In 2016's filing season, the average tax refund was close to $2,800 and about 75 percent of Americans received one, according to TurboTax. That's a significant windfall, and it's easy to look at that money as something to spend frivolously. While a little splurge is good, there are ways to maximize your tax refund.
"A lot of people look at the refund as a bonus, cash paid to you so that you can go buy a new fridge or a new car or go on vacation. But it's not," says Ash Toumayants, president and investment advisor at Strong Tower Associates, in State College, Pennsylvania.
A refund means a tax overpayment. While most financial advisors frown on large refunds, others acknowledge that they're a defacto saving mechanism for many people who otherwise might not save, albeit an interest-free one.
Whether a tax refund occurs by choice or happenstance, Donna Skeels Cygan, president of Sage Future Financial in Albuquerque, New Mexico, and author of "The Joy of Financial Security," encourages anyone who receives a refund to save at least half of it.
"If you don't it will be frittered away," she says. "If you save half of it, then you can do something else with the other half."
Make a plan. The IRS says it issues more than nine out of 10 refunds in less than 21 days, and Rebekah Barsch, vice president of planning for Northwestern Mutual, says use that time to write down three top financial goals to make the most of the money.
Barsch recommends short-term and long-term goals. Short-term goals can include a small splurge, while long-term goals can include paying down student loan debt or saving for something in the future, whether it's in a retirement account or a down payment for a house.
Most Americans say they're planning to save their extra cash. A February GOBankingRates survey showed 41 percent of survey participants plan to squirrel away their tax refund.
Skeels Cygan says people who don't have an emergency fund should use their tax refund to jump start a rainy-day fund.
"That's the No. 1 priority," she says.
Many people have their tax refunds go straight to their checking accounts, which increases the likelihood it may be spent mindlessly.

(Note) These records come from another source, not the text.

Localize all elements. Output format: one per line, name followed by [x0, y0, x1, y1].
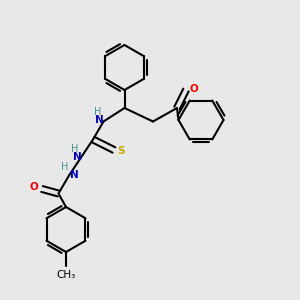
Text: N: N: [95, 115, 103, 125]
Text: CH₃: CH₃: [56, 270, 76, 280]
Text: O: O: [30, 182, 38, 193]
Text: N: N: [73, 152, 82, 162]
Text: O: O: [190, 83, 198, 94]
Text: S: S: [117, 146, 124, 157]
Text: N: N: [70, 170, 79, 180]
Text: H: H: [61, 162, 68, 172]
Text: H: H: [94, 107, 101, 117]
Text: H: H: [70, 145, 78, 154]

However, Gil Charney, director at The Tax Institute at H&R Block in Kansas City, Missouri, says IRS form 8888 allows taxpayers to direct their refund to be deposited in up to three different existing accounts. Filers will just need to have the account number and routing number available.
Where to save. Earmark the funds for a traditional or Roth individual retirement account, several financial advisors say.

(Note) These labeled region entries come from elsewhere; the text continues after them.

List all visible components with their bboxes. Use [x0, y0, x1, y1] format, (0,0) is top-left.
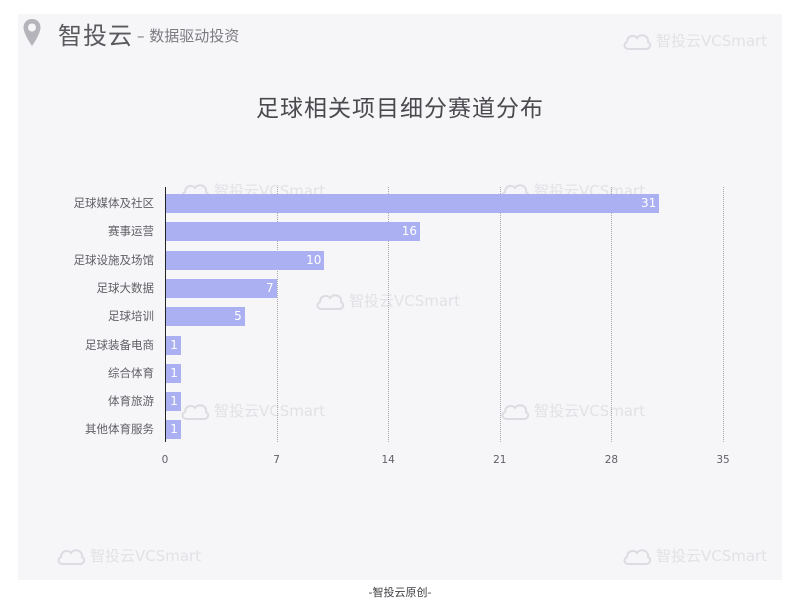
brand-slogan: – 数据驱动投资: [137, 26, 240, 45]
category-label: 足球设施及场馆: [73, 252, 155, 267]
bar: 7: [166, 278, 277, 298]
gridline: [388, 187, 390, 442]
bar-value-label: 16: [401, 224, 418, 239]
x-tick-label: 14: [381, 454, 395, 466]
bar-value-label: 1: [170, 365, 178, 380]
category-label: 足球大数据: [96, 280, 155, 295]
bar: 1: [166, 392, 181, 412]
watermark: 智投云VCSmart: [56, 545, 201, 566]
watermark: 智投云VCSmart: [622, 545, 767, 566]
bar: 10: [166, 250, 325, 270]
gridline: [611, 187, 613, 442]
x-tick-label: 21: [493, 454, 507, 466]
gridline: [723, 187, 724, 442]
bar-value-label: 1: [170, 337, 178, 352]
category-label: 体育旅游: [108, 394, 154, 409]
bar-value-label: 1: [170, 394, 178, 409]
watermark: 智投云VCSmart: [622, 30, 767, 51]
location-pin-icon: [23, 19, 41, 46]
gridline: [499, 187, 501, 442]
bar: 1: [166, 420, 181, 440]
y-axis-line: [165, 187, 166, 442]
bar-value-label: 10: [306, 252, 322, 267]
bar-value-label: 31: [640, 196, 657, 210]
x-tick-label: 7: [273, 454, 280, 466]
category-label: 足球培训: [108, 309, 154, 324]
watermark: 智投云VCSmart: [500, 400, 645, 421]
cloud-logo-icon: [181, 403, 210, 420]
cloud-logo-icon: [57, 548, 86, 565]
category-label: 赛事运营: [108, 224, 154, 239]
bar-value-label: 7: [265, 280, 274, 295]
gridline: [276, 187, 278, 442]
category-label: 足球装备电商: [85, 337, 154, 352]
bar: 1: [166, 335, 181, 355]
x-tick-label: 0: [161, 454, 169, 466]
watermark: 智投云VCSmart: [180, 400, 325, 421]
footer-credit: -智投云原创-: [368, 586, 432, 599]
cloud-logo-icon: [501, 403, 530, 420]
bar: 5: [166, 307, 245, 327]
cloud-logo-icon: [623, 548, 652, 565]
chart-title: 足球相关项目细分赛道分布: [256, 96, 544, 122]
x-tick-label: 28: [604, 454, 619, 466]
category-label: 综合体育: [108, 365, 154, 380]
x-tick-label: 35: [716, 454, 730, 466]
brand-name: 智投云: [58, 21, 133, 50]
bar: 1: [166, 363, 181, 383]
bar-value-label: 5: [234, 309, 242, 324]
bar: 16: [166, 222, 421, 242]
cloud-logo-icon: [623, 33, 652, 50]
watermark: 智投云VCSmart: [315, 290, 460, 311]
chart-panel: [18, 14, 782, 580]
bar: 31: [166, 194, 660, 213]
bar-value-label: 1: [170, 422, 178, 437]
cloud-logo-icon: [316, 293, 345, 310]
category-label: 其他体育服务: [85, 422, 154, 437]
header: 智投云 – 数据驱动投资: [22, 16, 239, 50]
category-label: 足球媒体及社区: [73, 196, 155, 210]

"Definitely put money in an IRA. Whether you do a Roth or a traditional depends on where you think your tax bracket might be when you retire. But I'm a fan of Roth IRAs because gains are tax-free," says Paul Jacobs, Atlanta-based certified financial planner and chief investment officer of Palisades Hudson Financial Group.
Terry LaBant, senior wealth strategist at Calamos Wealth Management in Naperville, Illinois, says for people who are looking to lower their taxable income for next year, consider the traditional IRA since it's a tax-deferred account. People can put up to $5,500 a year into an IRA, and those older than 50 can chip in an additional $1,000.

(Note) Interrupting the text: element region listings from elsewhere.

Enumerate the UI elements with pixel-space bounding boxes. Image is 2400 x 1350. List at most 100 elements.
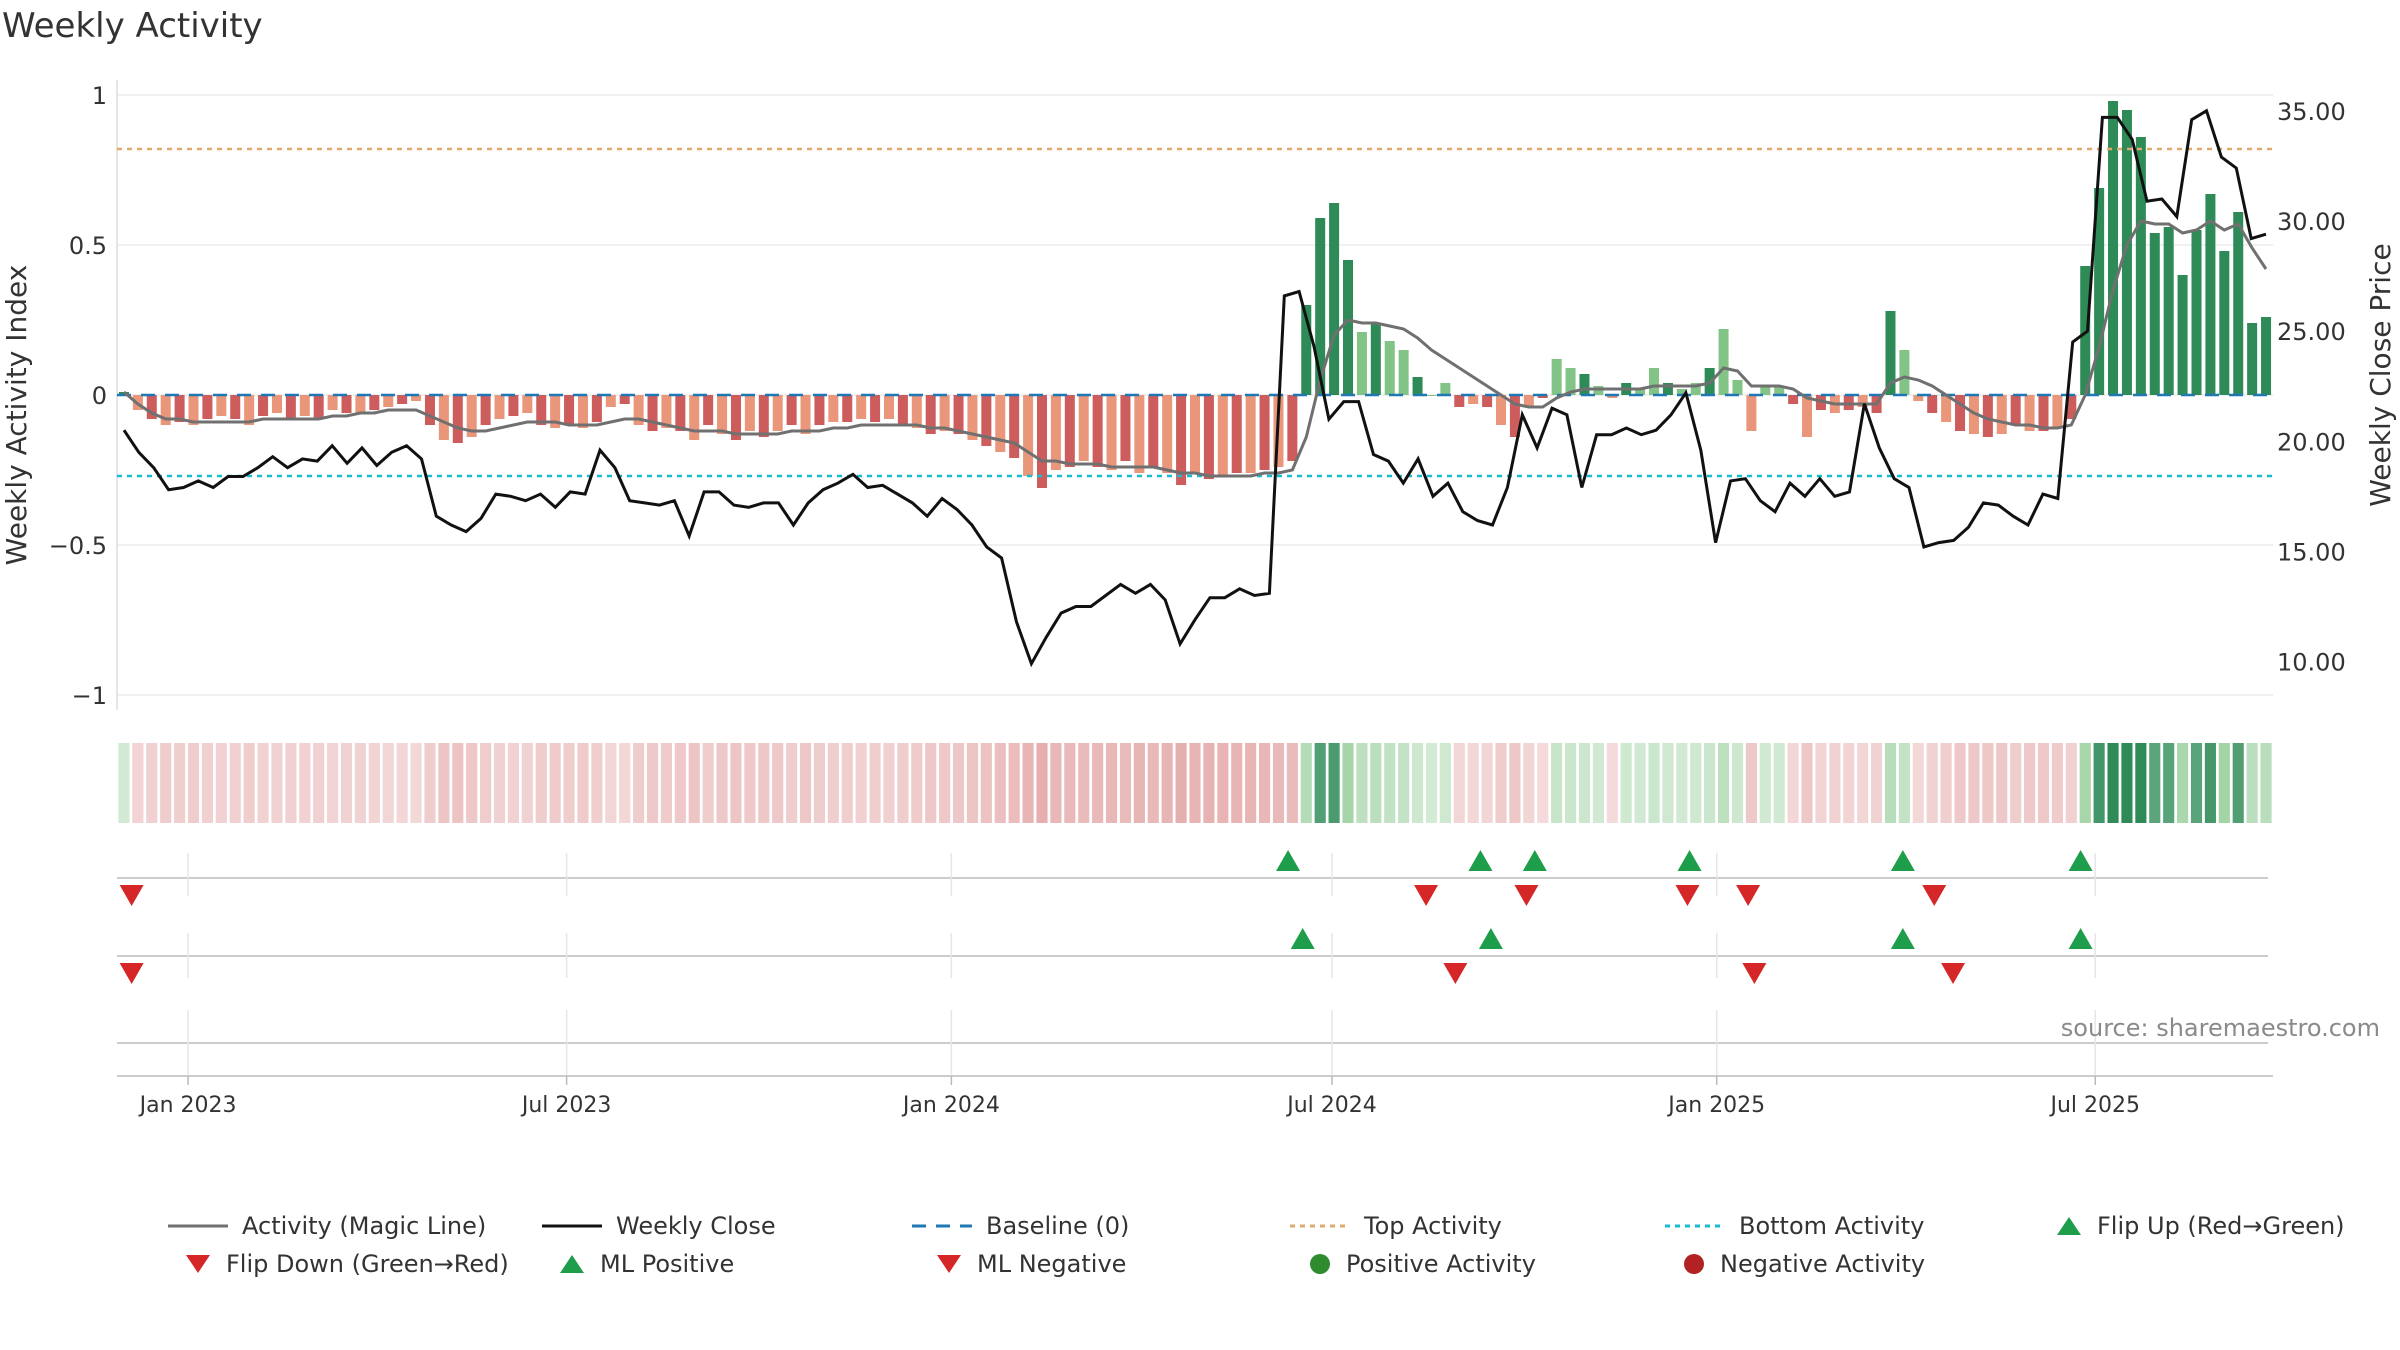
heat-strip-cell xyxy=(827,743,839,823)
activity-bar xyxy=(2094,188,2105,395)
heat-strip-cell xyxy=(716,743,728,823)
heat-strip-cell xyxy=(1620,743,1632,823)
y-left-axis-label: Weekly Activity Index xyxy=(0,265,33,566)
activity-bar xyxy=(1259,395,1270,470)
ml-positive-marker xyxy=(2068,928,2093,949)
heat-strip-cell xyxy=(368,743,380,823)
activity-bar xyxy=(675,395,686,431)
ml-negative-marker xyxy=(1742,963,1767,984)
heat-strip-cell xyxy=(1745,743,1757,823)
y-left-tick-label: −1 xyxy=(72,682,107,710)
heat-strip-cell xyxy=(466,743,478,823)
heat-strip-cell xyxy=(243,743,255,823)
magic-line xyxy=(123,219,2268,478)
heat-strip-cell xyxy=(382,743,394,823)
x-tick-label: Jan 2023 xyxy=(138,1093,237,1118)
ml-positive-marker xyxy=(1478,928,1503,949)
heat-strip-cell xyxy=(1634,743,1646,823)
activity-bar xyxy=(258,395,269,416)
y-left-tick-label: 0.5 xyxy=(69,232,107,260)
activity-bar xyxy=(1176,395,1187,485)
legend-label: Activity (Magic Line) xyxy=(242,1212,487,1240)
heat-strip-cell xyxy=(354,743,366,823)
flip-down-marker xyxy=(119,885,144,906)
activity-bar xyxy=(2233,212,2244,395)
heat-strip-cell xyxy=(605,743,617,823)
heat-strip-cell xyxy=(577,743,589,823)
heat-strip-cell xyxy=(1690,743,1702,823)
x-tick-label: Jan 2025 xyxy=(1666,1093,1765,1118)
heat-strip-cell xyxy=(1078,743,1090,823)
activity-bar xyxy=(1342,260,1354,395)
activity-bar xyxy=(285,395,296,419)
legend-label: Weekly Close xyxy=(616,1212,776,1240)
y-right-tick-label: 30.00 xyxy=(2277,208,2346,236)
activity-bar xyxy=(633,395,644,425)
activity-bar xyxy=(2163,227,2174,395)
activity-bar xyxy=(1356,332,1367,395)
heat-strip-cell xyxy=(799,743,812,823)
heat-strip-cell xyxy=(1551,743,1563,823)
activity-bar xyxy=(327,395,338,410)
activity-bar xyxy=(1231,395,1242,473)
heat-strip-cell xyxy=(1718,743,1730,823)
y-left-tick-label: 0 xyxy=(92,382,107,410)
heat-strip-cell xyxy=(1509,743,1521,823)
activity-bar xyxy=(1050,395,1061,470)
heat-strip-cell xyxy=(424,743,436,823)
y-left-tick-label: 1 xyxy=(92,82,107,110)
y-left-tick-label: −0.5 xyxy=(49,532,107,560)
legend-label: Positive Activity xyxy=(1346,1250,1536,1278)
activity-bar xyxy=(271,395,282,413)
activity-bar xyxy=(452,395,463,443)
heat-strip-cell xyxy=(521,743,533,823)
activity-bar xyxy=(2066,395,2077,419)
heat-strip-cell xyxy=(1884,743,1897,823)
heat-strip-cell xyxy=(396,743,408,823)
heat-strip-cell xyxy=(1564,743,1577,823)
heat-strip-cell xyxy=(2149,743,2161,823)
heat-strip-cell xyxy=(1300,743,1312,823)
activity-bar xyxy=(1092,395,1103,467)
heat-strip-cell xyxy=(146,743,158,823)
x-tick-label: Jul 2025 xyxy=(2048,1093,2140,1118)
heat-strip-cell xyxy=(1439,743,1451,823)
flip-down-marker xyxy=(1514,885,1539,906)
activity-bar xyxy=(2135,137,2146,395)
heat-strip-cell xyxy=(1258,743,1271,823)
heat-strip-cell xyxy=(2177,743,2189,823)
legend-item: Positive Activity xyxy=(1308,1250,1536,1278)
activity-bar xyxy=(1982,395,1993,437)
heat-strip-cell xyxy=(2093,743,2105,823)
heat-strip-cell xyxy=(1105,743,1118,823)
triangle-up-icon xyxy=(560,1255,584,1273)
heat-strip-cell xyxy=(1843,743,1855,823)
heat-strip-cell xyxy=(2204,743,2216,823)
activity-bar xyxy=(1857,395,1868,407)
heat-strip-cell xyxy=(1898,743,1910,823)
heat-strip-cell xyxy=(327,743,339,823)
heat-strip-cell xyxy=(2246,743,2258,823)
activity-bar xyxy=(870,395,881,422)
ml-negative-marker xyxy=(1941,963,1966,984)
activity-bar xyxy=(1454,395,1465,407)
heat-strip-cell xyxy=(1787,743,1799,823)
heat-strip-cell xyxy=(813,743,826,823)
heat-strip-cell xyxy=(313,743,325,823)
heat-strip-cell xyxy=(1759,743,1771,823)
heat-strip-cell xyxy=(994,743,1006,823)
activity-bar xyxy=(1496,395,1507,425)
activity-bar xyxy=(564,395,575,425)
activity-bar xyxy=(411,395,422,401)
heat-strip-cell xyxy=(1940,743,1952,823)
activity-bar xyxy=(1162,395,1173,473)
activity-bar xyxy=(689,395,700,440)
y-right-axis-label: Weekly Close Price xyxy=(2364,243,2397,506)
heat-strip-cell xyxy=(229,743,241,823)
flip-up-marker xyxy=(1468,850,1493,871)
activity-bar xyxy=(953,395,964,434)
ml-positive-marker xyxy=(1890,928,1915,949)
activity-bar xyxy=(703,395,714,425)
activity-bar xyxy=(508,395,519,416)
heat-strip-cell xyxy=(1495,743,1507,823)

LaBant and Charney say people who file early enough to get their tax refund prior to the tax deadline can use part of their refund to fund 2016 contributions if they haven't maxed out their limit. It's important to clearly indicate that the monies going to the IRA are for 2016, otherwise the custodian might earmark the funds for 2017.
Charitable donations are another way to help reduce taxable income next year. Skeels Cygan is a fan of donating part of the refund.
"When we give to charity, based on neuroscience research, it lights up the part of the brain that gives us joy," she says.
Charities receive the bulk of their donations in December, but LaBant says many can use funds earlier in the year. Donations can be cash or a similar amount of stock to the charity. For people who were planning to invest part of their refund anyway, donations of stock in lieu of cash can help both the donor and the receiver.
"(By doing so) you've gotten some unrealized capital gain off your plate, you've moved the stock to charity so you've lowered your future tax burden, but you've immediately given yourself a chance to invest in more stock," he says.
For people who have already contributed enough for their own retirement accounts and have children or grandchildren, funding a 529 plan to help pay for college is another idea, Toumayants says. Many states allow 529 donors to save on state income tax, he adds.
Parents and grandparents can also put money in a Roth IRA for their kids, provided the recipient has earned income, several of the experts say.
Invest in yourself. Barsch says taking a work-related class can pay dividends in the future.
"For millennials, their biggest asset is the income potential," she says. "That goes for Gen X, too."
Work-related classes might also be eligible for a tax write-off when filing next year, lowering taxable income, she adds.
Even if the classes aren't purely work-related, Skeels Cygan and Barsch say classes that improve another part of life can also reap personal rewards. Fitness lessons, art classes, spiritual retreats are all great ideas for self-improvement.
"We're so connected all the time," Barsch says. "Getting a chance to un-connect can really help us get a handle on work-life balance."